スクールソーシャルワーカーのひとりごと

守秘義務に配慮して綴っています

担任を労う

「違うでしょ~!!」

運動場から怒鳴るような大声が聞こえます。

校内巡視中であった私はすぐに運動場へ向かいました。

 

今年度、年度当初から気になっているこのクラスは、

発達に偏りのあるお子さんの割合が高く、

担任の先生は大きな声で指導することが多いように感じていました。

そして、そのことを管理職もそれを把握しており、

スクールソーシャルワーカー(以下SSW)に気にして見てほしいと頼んでくれていました。

 

この日は、リレーを練習していました。

リレーは、実は低学年にはなかなか難しい競技です。

なぜなら、バトンを落とさず受け取ること、

その受け取るときの体の使い方を認識し行動に移せること、

もらったら全速力で走ること、

コース(直線やカーブ)に沿って走ること、

バトンを落とさず持ち続けること、

自分がどこまで走るのかを認識していること、

バトンを渡すときに減速すること、

バトンを渡す人を見つけること、

次の走者の手の上にしっかりのせて渡すこと、

と、思いのほかマルチタスクな側面があり、

健常のお子さんでも初めはとまどうと思うのです。

これだけでも大変なのに、担任の先生はもう一つやることを増やしました。

4チームのうち下位二チームは、トラックの内側の直線を走ること、にしたのです。

無我夢中で走る子どもが自分が何位か把握するのも難しいと思うんです。

運動会の時も、順位は体育委員会の人が教えてくれるシステムになっています。

間違えるたび、「違うでしょ~!!」と大声になっていた、ということでした。

 

SSWの私は、この環境は子どもたちにとってマイナスであり改善したいと考えます。

さて、SSWがこのクラスの子どもたちにできること、

これを読んでくださっているみなさんはどのように考えるでしょうか?

私がとった行動、それは、『担任を労う』です。

授業後すぐ担任に駆け寄り声をかけます。

「○○せんせ~い!大きな声出さなくてはならなくて大変でしたね~。
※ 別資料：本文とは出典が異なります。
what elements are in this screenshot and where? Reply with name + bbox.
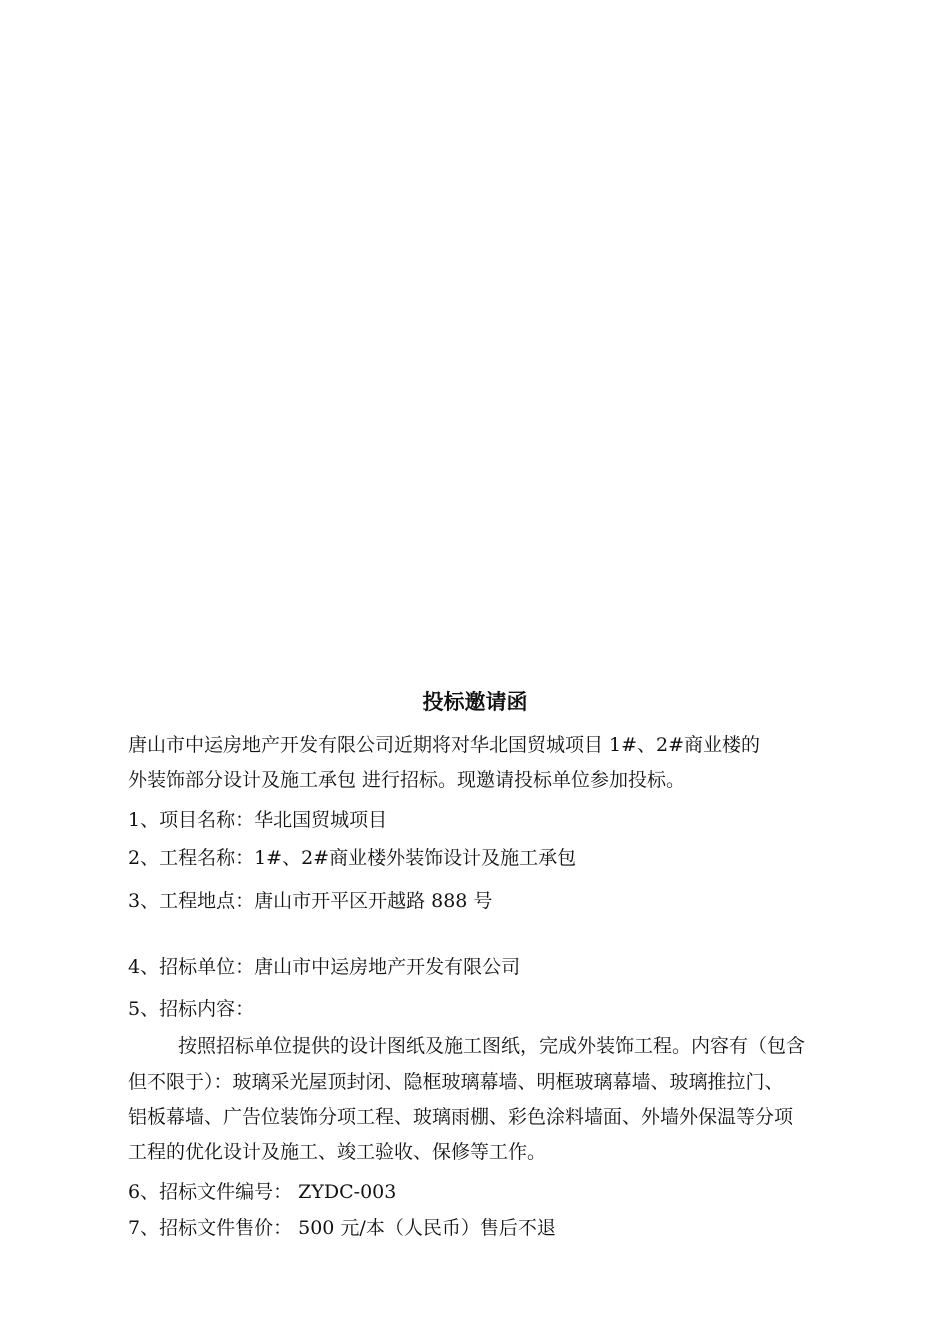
item-project-name: 1、项目名称：华北国贸城项目 <box>128 809 388 831</box>
intro-line-1: 唐山市中运房地产开发有限公司近期将对华北国贸城项目 1#、2#商业楼的 <box>128 734 761 756</box>
content-line-1: 按照招标单位提供的设计图纸及施工图纸，完成外装饰工程。内容有（包含 <box>178 1035 806 1057</box>
item-tender-document-number: 6、招标文件编号： ZYDC-003 <box>128 1181 397 1203</box>
content-line-2: 但不限于）：玻璃采光屋顶封闭、隐框玻璃幕墙、明框玻璃幕墙、玻璃推拉门、 <box>128 1071 784 1093</box>
content-line-3: 铝板幕墙、广告位装饰分项工程、玻璃雨棚、彩色涂料墙面、外墙外保温等分项 <box>128 1106 794 1128</box>
content-line-4: 工程的优化设计及施工、竣工验收、保修等工作。 <box>128 1141 547 1163</box>
item-tender-content: 5、招标内容： <box>128 998 255 1020</box>
intro-line-2: 外装饰部分设计及施工承包 进行招标。现邀请投标单位参加投标。 <box>128 769 686 791</box>
item-tender-document-price: 7、招标文件售价： 500 元/本（人民币）售后不退 <box>128 1217 556 1239</box>
document-title: 投标邀请函 <box>422 690 528 714</box>
item-engineering-name: 2、工程名称：1#、2#商业楼外装饰设计及施工承包 <box>128 847 577 869</box>
item-engineering-location: 3、工程地点：唐山市开平区开越路 888 号 <box>128 890 493 912</box>
item-tendering-unit: 4、招标单位：唐山市中运房地产开发有限公司 <box>128 956 521 978</box>
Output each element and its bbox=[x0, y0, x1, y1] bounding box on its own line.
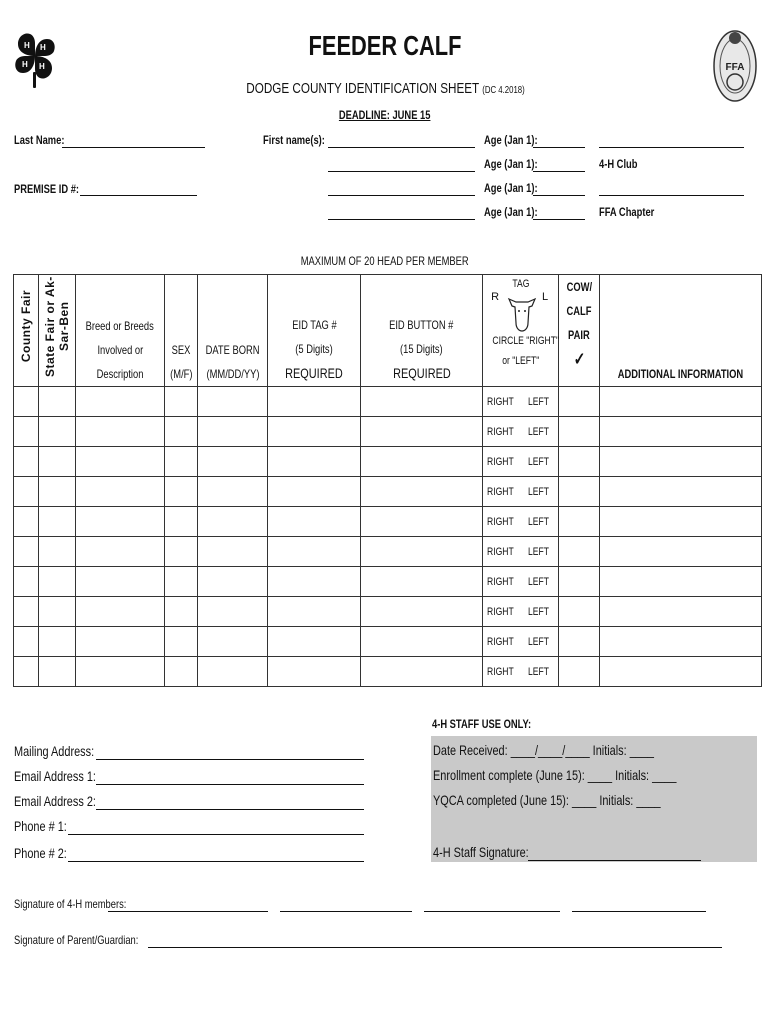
table-cell[interactable] bbox=[76, 477, 165, 507]
age-field-4[interactable] bbox=[533, 219, 585, 220]
table-cell[interactable] bbox=[198, 567, 268, 597]
table-cell[interactable] bbox=[165, 387, 198, 417]
table-cell[interactable] bbox=[39, 507, 76, 537]
table-cell[interactable] bbox=[483, 627, 559, 657]
table-cell[interactable] bbox=[559, 477, 600, 507]
right-option[interactable]: RIGHT bbox=[486, 485, 514, 498]
table-cell[interactable] bbox=[39, 537, 76, 567]
table-cell[interactable] bbox=[559, 507, 600, 537]
staff-title: 4-H STAFF USE ONLY: bbox=[432, 717, 532, 731]
table-cell[interactable] bbox=[600, 657, 762, 687]
left-option[interactable]: LEFT bbox=[527, 515, 549, 528]
table-row bbox=[14, 417, 762, 447]
table-cell[interactable] bbox=[559, 387, 600, 417]
table-cell[interactable] bbox=[559, 447, 600, 477]
table-cell[interactable] bbox=[14, 447, 39, 477]
table-row bbox=[14, 567, 762, 597]
mailing-address-field[interactable] bbox=[96, 759, 364, 760]
cow-head-icon bbox=[507, 293, 537, 333]
parent-signature-label: Signature of Parent/Guardian: bbox=[14, 933, 139, 947]
table-cell[interactable] bbox=[198, 507, 268, 537]
table-cell[interactable] bbox=[165, 567, 198, 597]
email-1-field[interactable] bbox=[96, 784, 364, 785]
age-field-1[interactable] bbox=[533, 147, 585, 148]
table-cell[interactable] bbox=[198, 627, 268, 657]
table-cell[interactable] bbox=[600, 387, 762, 417]
table-cell[interactable] bbox=[600, 447, 762, 477]
table-cell[interactable] bbox=[14, 477, 39, 507]
left-option[interactable]: LEFT bbox=[527, 485, 549, 498]
table-cell[interactable] bbox=[39, 597, 76, 627]
table-cell[interactable] bbox=[268, 417, 361, 447]
table-cell[interactable] bbox=[76, 537, 165, 567]
right-option[interactable]: RIGHT bbox=[486, 605, 514, 618]
table-cell[interactable] bbox=[76, 447, 165, 477]
table-cell[interactable] bbox=[198, 477, 268, 507]
subtitle-text: DODGE COUNTY IDENTIFICATION SHEET bbox=[245, 80, 479, 97]
table-cell[interactable] bbox=[165, 477, 198, 507]
table-cell[interactable] bbox=[14, 387, 39, 417]
left-option[interactable]: LEFT bbox=[527, 425, 549, 438]
table-cell[interactable] bbox=[559, 627, 600, 657]
state-fair-header: State Fair or Ak-Sar-Ben bbox=[39, 275, 76, 387]
animal-table bbox=[13, 274, 762, 687]
date-born-header: DATE BORN (MM/DD/YY) bbox=[198, 275, 268, 387]
staff-signature-label: 4-H Staff Signature: bbox=[433, 844, 529, 860]
additional-info-header: ADDITIONAL INFORMATION bbox=[600, 275, 762, 387]
tag-or-left-label: or "LEFT" bbox=[502, 355, 540, 367]
table-cell[interactable] bbox=[165, 447, 198, 477]
table-cell[interactable] bbox=[268, 507, 361, 537]
table-cell[interactable] bbox=[483, 417, 559, 447]
deadline: DEADLINE: JUNE 15 bbox=[339, 108, 431, 122]
table-cell[interactable] bbox=[600, 507, 762, 537]
table-cell[interactable] bbox=[483, 387, 559, 417]
club-label: 4-H Club bbox=[599, 157, 638, 171]
left-option[interactable]: LEFT bbox=[527, 545, 549, 558]
age-field-3[interactable] bbox=[533, 195, 585, 196]
table-cell[interactable] bbox=[165, 537, 198, 567]
phone-2-field[interactable] bbox=[68, 861, 364, 862]
svg-text:FFA: FFA bbox=[725, 62, 745, 73]
table-cell[interactable] bbox=[268, 537, 361, 567]
table-row bbox=[14, 477, 762, 507]
table-cell[interactable] bbox=[600, 597, 762, 627]
table-cell[interactable] bbox=[76, 657, 165, 687]
table-row bbox=[14, 537, 762, 567]
table-cell[interactable] bbox=[198, 387, 268, 417]
table-cell[interactable] bbox=[198, 657, 268, 687]
table-cell[interactable] bbox=[559, 417, 600, 447]
table-cell[interactable] bbox=[483, 657, 559, 687]
table-cell[interactable] bbox=[165, 507, 198, 537]
age-label-3: Age (Jan 1): bbox=[484, 181, 538, 195]
table-cell[interactable] bbox=[14, 657, 39, 687]
eid-tag-header: EID TAG # (5 Digits) REQUIRED bbox=[268, 275, 361, 387]
phone-1-label: Phone # 1: bbox=[14, 818, 67, 834]
age-label-1: Age (Jan 1): bbox=[484, 133, 538, 147]
member-signature-field-1[interactable] bbox=[108, 911, 268, 912]
table-cell[interactable] bbox=[268, 387, 361, 417]
phone-2-label: Phone # 2: bbox=[14, 845, 67, 861]
phone-1-field[interactable] bbox=[68, 834, 364, 835]
table-cell[interactable] bbox=[268, 477, 361, 507]
svg-text:H: H bbox=[40, 43, 46, 52]
tag-header-label: TAG bbox=[512, 278, 530, 290]
date-received: Date Received: ____/____/____ Initials: ____ bbox=[433, 742, 654, 758]
table-cell[interactable] bbox=[483, 537, 559, 567]
table-row bbox=[14, 657, 762, 687]
table-cell[interactable] bbox=[361, 477, 483, 507]
table-cell[interactable] bbox=[483, 447, 559, 477]
staff-signature-field[interactable] bbox=[528, 860, 701, 861]
table-cell[interactable] bbox=[39, 417, 76, 447]
table-cell[interactable] bbox=[268, 657, 361, 687]
table-cell[interactable] bbox=[165, 657, 198, 687]
table-cell[interactable] bbox=[361, 567, 483, 597]
right-option[interactable]: RIGHT bbox=[486, 635, 514, 648]
table-cell[interactable] bbox=[361, 387, 483, 417]
table-row bbox=[14, 387, 762, 417]
staff-use-box bbox=[431, 736, 757, 862]
table-cell[interactable] bbox=[76, 627, 165, 657]
table-cell[interactable] bbox=[559, 597, 600, 627]
member-signature-field-3[interactable] bbox=[424, 911, 560, 912]
cow-calf-header: COW/ CALF PAIR ✓ bbox=[559, 275, 600, 387]
table-cell[interactable] bbox=[268, 627, 361, 657]
table-cell[interactable] bbox=[600, 537, 762, 567]
premise-id-label: PREMISE ID #: bbox=[14, 182, 80, 196]
table-cell[interactable] bbox=[361, 507, 483, 537]
table-cell[interactable] bbox=[483, 507, 559, 537]
right-option[interactable]: RIGHT bbox=[486, 425, 514, 438]
table-cell[interactable] bbox=[198, 537, 268, 567]
table-cell[interactable] bbox=[483, 477, 559, 507]
table-cell[interactable] bbox=[361, 537, 483, 567]
form-code: (DC 4.2018) bbox=[481, 85, 525, 96]
sex-header: SEX (M/F) bbox=[165, 275, 198, 387]
ffa-chapter-field[interactable] bbox=[599, 195, 744, 196]
member-signature-field-2[interactable] bbox=[280, 911, 412, 912]
first-name-field-2[interactable] bbox=[328, 171, 475, 172]
table-cell[interactable] bbox=[559, 657, 600, 687]
ffa-chapter-label: FFA Chapter bbox=[599, 205, 655, 219]
table-cell[interactable] bbox=[39, 387, 76, 417]
eid-button-header: EID BUTTON # (15 Digits) REQUIRED bbox=[361, 275, 483, 387]
right-option[interactable]: RIGHT bbox=[486, 575, 514, 588]
tag-circle-label: CIRCLE "RIGHT" bbox=[492, 335, 560, 347]
table-cell[interactable] bbox=[14, 507, 39, 537]
table-cell[interactable] bbox=[198, 447, 268, 477]
table-cell[interactable] bbox=[483, 597, 559, 627]
right-option[interactable]: RIGHT bbox=[486, 455, 514, 468]
table-cell[interactable] bbox=[165, 597, 198, 627]
email-2-field[interactable] bbox=[96, 809, 364, 810]
left-option[interactable]: LEFT bbox=[527, 575, 549, 588]
check-icon: ✓ bbox=[573, 349, 586, 369]
premise-id-field[interactable] bbox=[80, 195, 197, 196]
mailing-address-label: Mailing Address: bbox=[14, 743, 95, 759]
table-cell[interactable] bbox=[165, 417, 198, 447]
first-name-label: First name(s): bbox=[263, 133, 325, 147]
table-row bbox=[14, 627, 762, 657]
club-field[interactable] bbox=[599, 147, 744, 148]
table-cell[interactable] bbox=[165, 627, 198, 657]
age-label-2: Age (Jan 1): bbox=[484, 157, 538, 171]
right-option[interactable]: RIGHT bbox=[486, 665, 514, 678]
table-cell[interactable] bbox=[14, 567, 39, 597]
tag-l-label: L bbox=[542, 291, 549, 303]
parent-signature-field[interactable] bbox=[148, 947, 722, 948]
table-cell[interactable] bbox=[483, 567, 559, 597]
right-option[interactable]: RIGHT bbox=[486, 395, 514, 408]
table-cell[interactable] bbox=[268, 567, 361, 597]
table-header-row bbox=[14, 275, 762, 387]
table-row bbox=[14, 447, 762, 477]
left-option[interactable]: LEFT bbox=[527, 455, 549, 468]
left-option[interactable]: LEFT bbox=[527, 665, 549, 678]
table-row bbox=[14, 507, 762, 537]
first-name-field-3[interactable] bbox=[328, 195, 475, 196]
table-cell[interactable] bbox=[268, 447, 361, 477]
table-cell[interactable] bbox=[361, 597, 483, 627]
table-cell[interactable] bbox=[14, 537, 39, 567]
table-cell[interactable] bbox=[76, 417, 165, 447]
member-signature-label: Signature of 4-H members: bbox=[14, 897, 127, 911]
email-1-label: Email Address 1: bbox=[14, 768, 96, 784]
table-cell[interactable] bbox=[39, 567, 76, 597]
last-name-field[interactable] bbox=[62, 147, 205, 148]
table-cell[interactable] bbox=[39, 447, 76, 477]
table-cell[interactable] bbox=[600, 477, 762, 507]
table-cell[interactable] bbox=[559, 537, 600, 567]
svg-text:H: H bbox=[24, 41, 30, 50]
table-cell[interactable] bbox=[198, 417, 268, 447]
table-cell[interactable] bbox=[361, 627, 483, 657]
table-cell[interactable] bbox=[76, 597, 165, 627]
age-field-2[interactable] bbox=[533, 171, 585, 172]
table-cell[interactable] bbox=[600, 417, 762, 447]
svg-text:H: H bbox=[39, 62, 45, 71]
county-fair-header: County Fair bbox=[14, 275, 39, 387]
table-cell[interactable] bbox=[361, 447, 483, 477]
table-cell[interactable] bbox=[39, 657, 76, 687]
table-cell[interactable] bbox=[76, 507, 165, 537]
table-cell[interactable] bbox=[361, 657, 483, 687]
yqca-completed: YQCA completed (June 15): ____ Initials: ____ bbox=[433, 792, 661, 808]
first-name-field-4[interactable] bbox=[328, 219, 475, 220]
svg-text:H: H bbox=[22, 60, 28, 69]
first-name-field-1[interactable] bbox=[328, 147, 475, 148]
breed-header: Breed or Breeds Involved or Description bbox=[76, 275, 165, 387]
table-caption: MAXIMUM OF 20 HEAD PER MEMBER bbox=[301, 254, 469, 268]
table-cell[interactable] bbox=[39, 477, 76, 507]
right-option[interactable]: RIGHT bbox=[486, 515, 514, 528]
enrollment-complete: Enrollment complete (June 15): ____ Initials: ____ bbox=[433, 767, 677, 783]
age-label-4: Age (Jan 1): bbox=[484, 205, 538, 219]
table-cell[interactable] bbox=[600, 567, 762, 597]
page-subtitle bbox=[0, 80, 770, 97]
email-2-label: Email Address 2: bbox=[14, 793, 96, 809]
table-cell[interactable] bbox=[559, 567, 600, 597]
page-title: FEEDER CALF bbox=[308, 30, 462, 61]
table-cell[interactable] bbox=[14, 597, 39, 627]
table-cell[interactable] bbox=[361, 417, 483, 447]
table-cell[interactable] bbox=[14, 417, 39, 447]
member-signature-field-4[interactable] bbox=[572, 911, 706, 912]
tag-header bbox=[483, 275, 559, 387]
table-cell[interactable] bbox=[76, 387, 165, 417]
table-cell[interactable] bbox=[198, 597, 268, 627]
table-row bbox=[14, 597, 762, 627]
left-option[interactable]: LEFT bbox=[527, 635, 549, 648]
last-name-label: Last Name: bbox=[14, 133, 65, 147]
table-cell[interactable] bbox=[600, 627, 762, 657]
table-cell[interactable] bbox=[14, 627, 39, 657]
left-option[interactable]: LEFT bbox=[527, 605, 549, 618]
table-cell[interactable] bbox=[268, 597, 361, 627]
right-option[interactable]: RIGHT bbox=[486, 545, 514, 558]
table-cell[interactable] bbox=[76, 567, 165, 597]
table-cell[interactable] bbox=[39, 627, 76, 657]
left-option[interactable]: LEFT bbox=[527, 395, 549, 408]
tag-r-label: R bbox=[491, 291, 500, 303]
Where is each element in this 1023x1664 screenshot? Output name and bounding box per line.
」と。

こう声をかけることで、先生はこの時間のご自分を振り返ってくださいます。

「いや~、あの子たちには難しかったみたいですね~。つい大声出しちゃいました。いけませんよね~。」と。そして私は、

「そうですよね~、支持が通りにくいお子さんが多いクラスですものね~、ご苦労お察しします。」と返します。

先生方は優秀です。

こちらが振り返る機会をあえて作ることで、ご自分を振り返ってくださいます。

こうやって、SSWは教員をエンパワメントしています。

 

1週間後、そのクラスのリレーの練習を見ることができました。

今回、担任の大声は必要最低限の指示と、誉め言葉だけでした。

担任を労うことで子ども達にとって居心地の良い教育環境を整えること、

そいったことも、SSWの大切な仕事だと思っています。